The only foolproof way to avoid probate and make things easy for your loved ones is to own your assets in a fully funded Living Trust.
Think of a Living Trust as a box that holds all of your assets, including houses, bank accounts, brokerage accounts, and business interests. During your lifetime, you will want to make sure that every single one of these assets gets into the box of your Living Trust.
Now, a Trust isn’t really a box. It's an agreement. It's an agreement between the Grantor of the Trust (also called the creator, trustor, settlor, trustmaker ... all the same name for the one who has the assets) and the Trustee of the Trust. The Grantor of the Trust gives assets to the Trustee of the Trust to hold title to the assets for the benefit of the beneficiary. Here’s what’s cool about all that. As long as you are alive, you are the Grantor, Trustee and Beneficiary, so you haven’t given up any control by putting your assets into a Trust.
So, how do you get your assets into the box if there is no box?
You change the title on each one of your bank accounts, brokerage accounts, houses, and everything else you own into the name of your Trust.
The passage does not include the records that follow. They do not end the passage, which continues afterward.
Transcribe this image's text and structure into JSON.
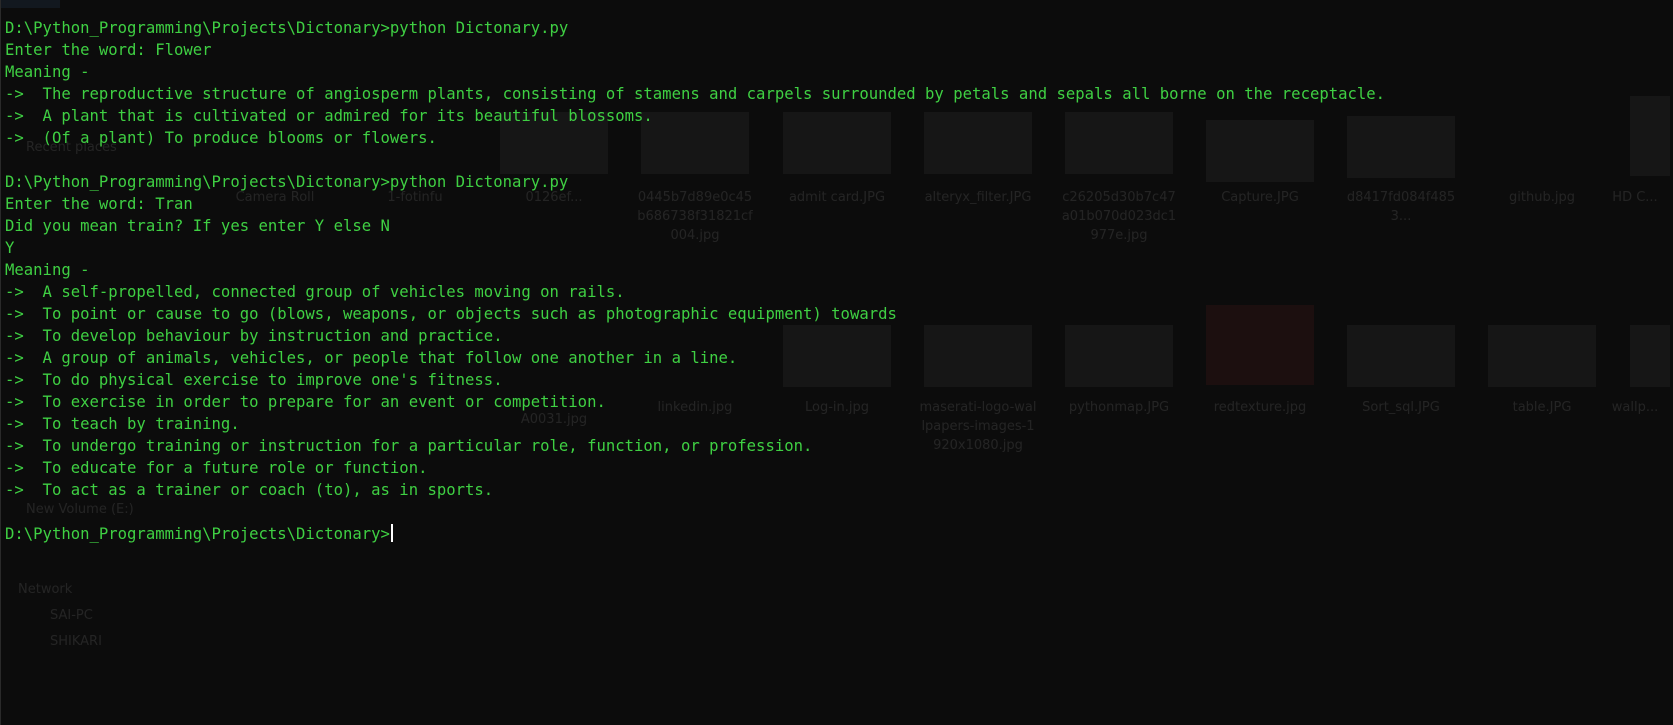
{
  "terminal": {
    "text_color": "#3fd043",
    "background": "#0c0c0c",
    "lines": [
      "D:\\Python_Programming\\Projects\\Dictonary>python Dictonary.py",
      "Enter the word: Flower",
      "Meaning -",
      "->  The reproductive structure of angiosperm plants, consisting of stamens and carpels surrounded by petals and sepals all borne on the receptacle.",
      "->  A plant that is cultivated or admired for its beautiful blossoms.",
      "->  (Of a plant) To produce blooms or flowers.",
      "",
      "D:\\Python_Programming\\Projects\\Dictonary>python Dictonary.py",
      "Enter the word: Tran",
      "Did you mean train? If yes enter Y else N",
      "Y",
      "Meaning -",
      "->  A self-propelled, connected group of vehicles moving on rails.",
      "->  To point or cause to go (blows, weapons, or objects such as photographic equipment) towards",
      "->  To develop behaviour by instruction and practice.",
      "->  A group of animals, vehicles, or people that follow one another in a line.",
      "->  To do physical exercise to improve one's fitness.",
      "->  To exercise in order to prepare for an event or competition.",
      "->  To teach by training.",
      "->  To undergo training or instruction for a particular role, function, or profession.",
      "->  To educate for a future role or function.",
      "->  To act as a trainer or coach (to), as in sports.",
      ""
    ],
    "prompt": "D:\\Python_Programming\\Projects\\Dictonary>"
  },
  "background_explorer": {
    "nav_items": [
      "Recent places",
      "New Volume (E:)",
      "Network",
      "SAI-PC",
      "SHIKARI"
    ],
    "thumbnails_row1": [
      {
        "caption": "Camera Roll"
      },
      {
        "caption": "1-fotinfu"
      },
      {
        "caption": "0126ef..."
      },
      {
        "caption": "0445b7d89e0c45b686738f31821cf004.jpg"
      },
      {
        "caption": "admit card.JPG"
      },
      {
        "caption": "alteryx_filter.JPG"
      },
      {
        "caption": "c26205d30b7c47a01b070d023dc1977e.jpg"
      },
      {
        "caption": "Capture.JPG"
      },
      {
        "caption": "d8417fd084f4853..."
      },
      {
        "caption": "github.jpg"
      },
      {
        "caption": "HD C..."
      }
    ],
    "thumbnails_row2": [
      {
        "caption": "A0031.jpg"
      },
      {
        "caption": "linkedin.jpg"
      },
      {
        "caption": "Log-in.jpg"
      },
      {
        "caption": "maserati-logo-wallpapers-images-1920x1080.jpg"
      },
      {
        "caption": "pythonmap.JPG"
      },
      {
        "caption": "redtexture.jpg"
      },
      {
        "caption": "Sort_sql.JPG"
      },
      {
        "caption": "table.JPG"
      },
      {
        "caption": "wallp..."
      }
    ]
  }
}
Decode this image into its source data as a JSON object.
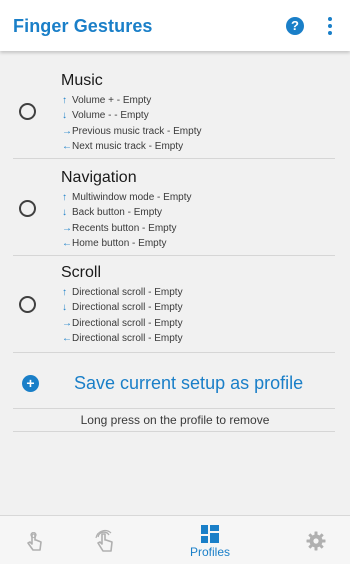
{
  "header": {
    "title": "Finger Gestures",
    "help_icon": "?",
    "more_icon": "more-vertical-icon"
  },
  "profiles": [
    {
      "name": "Music",
      "gestures": [
        {
          "icon": "↑",
          "label": "Volume + - Empty"
        },
        {
          "icon": "↓",
          "label": "Volume - - Empty"
        },
        {
          "icon": "→",
          "label": "Previous music track - Empty"
        },
        {
          "icon": "←",
          "label": "Next music track - Empty"
        }
      ]
    },
    {
      "name": "Navigation",
      "gestures": [
        {
          "icon": "↑",
          "label": "Multiwindow mode - Empty"
        },
        {
          "icon": "↓",
          "label": "Back button - Empty"
        },
        {
          "icon": "→",
          "label": "Recents button - Empty"
        },
        {
          "icon": "←",
          "label": "Home button - Empty"
        }
      ]
    },
    {
      "name": "Scroll",
      "gestures": [
        {
          "icon": "↑",
          "label": "Directional scroll - Empty"
        },
        {
          "icon": "↓",
          "label": "Directional scroll - Empty"
        },
        {
          "icon": "→",
          "label": "Directional scroll - Empty"
        },
        {
          "icon": "←",
          "label": "Directional scroll - Empty"
        }
      ]
    }
  ],
  "save": {
    "icon": "+",
    "label": "Save current setup as profile"
  },
  "hint": "Long press on the profile to remove",
  "bottom_nav": {
    "items": [
      {
        "icon": "single-finger-tap-icon",
        "label": ""
      },
      {
        "icon": "multi-finger-tap-icon",
        "label": ""
      },
      {
        "icon": "profiles-grid-icon",
        "label": "Profiles",
        "active": true
      },
      {
        "icon": "gear-icon",
        "label": ""
      }
    ]
  },
  "colors": {
    "accent": "#1a7fc8",
    "background": "#f1f1f1",
    "inactive_icon": "#b0b0b0"
  }
}
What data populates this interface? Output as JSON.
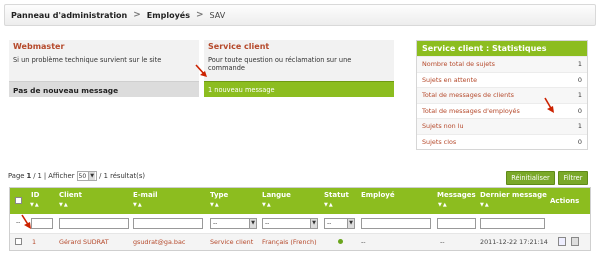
{
  "breadcrumb": {
    "items": [
      "Panneau d'administration",
      "Employés",
      "SAV"
    ],
    "separator": ">"
  },
  "panels": {
    "webmaster": {
      "title": "Webmaster",
      "description": "Si un problème technique survient sur le site",
      "status": "Pas de nouveau message"
    },
    "service_client": {
      "title": "Service client",
      "description": "Pour toute question ou réclamation sur une commande",
      "status": "1 nouveau message"
    }
  },
  "stats": {
    "title": "Service client : Statistiques",
    "rows": [
      {
        "label": "Nombre total de sujets",
        "value": "1"
      },
      {
        "label": "Sujets en attente",
        "value": "0"
      },
      {
        "label": "Total de messages de clients",
        "value": "1"
      },
      {
        "label": "Total de messages d'employés",
        "value": "0"
      },
      {
        "label": "Sujets non lu",
        "value": "1"
      },
      {
        "label": "Sujets clos",
        "value": "0"
      }
    ]
  },
  "pagination": {
    "page_label": "Page",
    "current": "1",
    "sep": "/",
    "total": "1",
    "show_label": "| Afficher",
    "per_page": "50",
    "results": "/ 1 résultat(s)"
  },
  "buttons": {
    "reset": "Réinitialiser",
    "filter": "Filtrer"
  },
  "table": {
    "columns": [
      "ID",
      "Client",
      "E-mail",
      "Type",
      "Langue",
      "Statut",
      "Employé",
      "Messages",
      "Dernier message",
      "Actions"
    ],
    "filter_select_value": "--",
    "row": {
      "id": "1",
      "client": "Gérard SUDRAT",
      "email": "gsudrat@ga.bac",
      "type": "Service client",
      "langue": "Français (French)",
      "employe": "--",
      "messages": "--",
      "dernier_message": "2011-12-22 17:21:14"
    }
  },
  "colors": {
    "accent_green": "#8cbd1f",
    "title_red": "#b5492b",
    "annotation_arrow": "#cc2200"
  }
}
So now, when your statements come in the mail, they say the name of your Trust on the top instead of your own name. The only thing you don’t do this with is life insurance and retirement accounts. For those, you change the beneficiary.
Then, if you are in an accident, whoever you name as Trustee will work with a private personal lawyer to get access to the assets in the Trust and hold them for your beneficiaries in a continuing trust or transfer them to your beneficiaries and terminate the Trust. This process is generally quicker and less expensive than probate and always totally private.
Even when you have a Trust, you still should have a Will as a back-up document in case when you die something you own is not owned properly by your Trust. Try to make sure this doesn't happen, but just in case you should still have a Will.
With all of this, I strongly believe that the documents themselves are far less important than having a relationship with a personal lawyer who will guide you to make smart decisions about all of this while you are living and be there for your family when you can’t be. Trusts, Wills - both important, but your family deserves the comfort of a trusted advisor who knew you and what’s important to you, if something happens to you.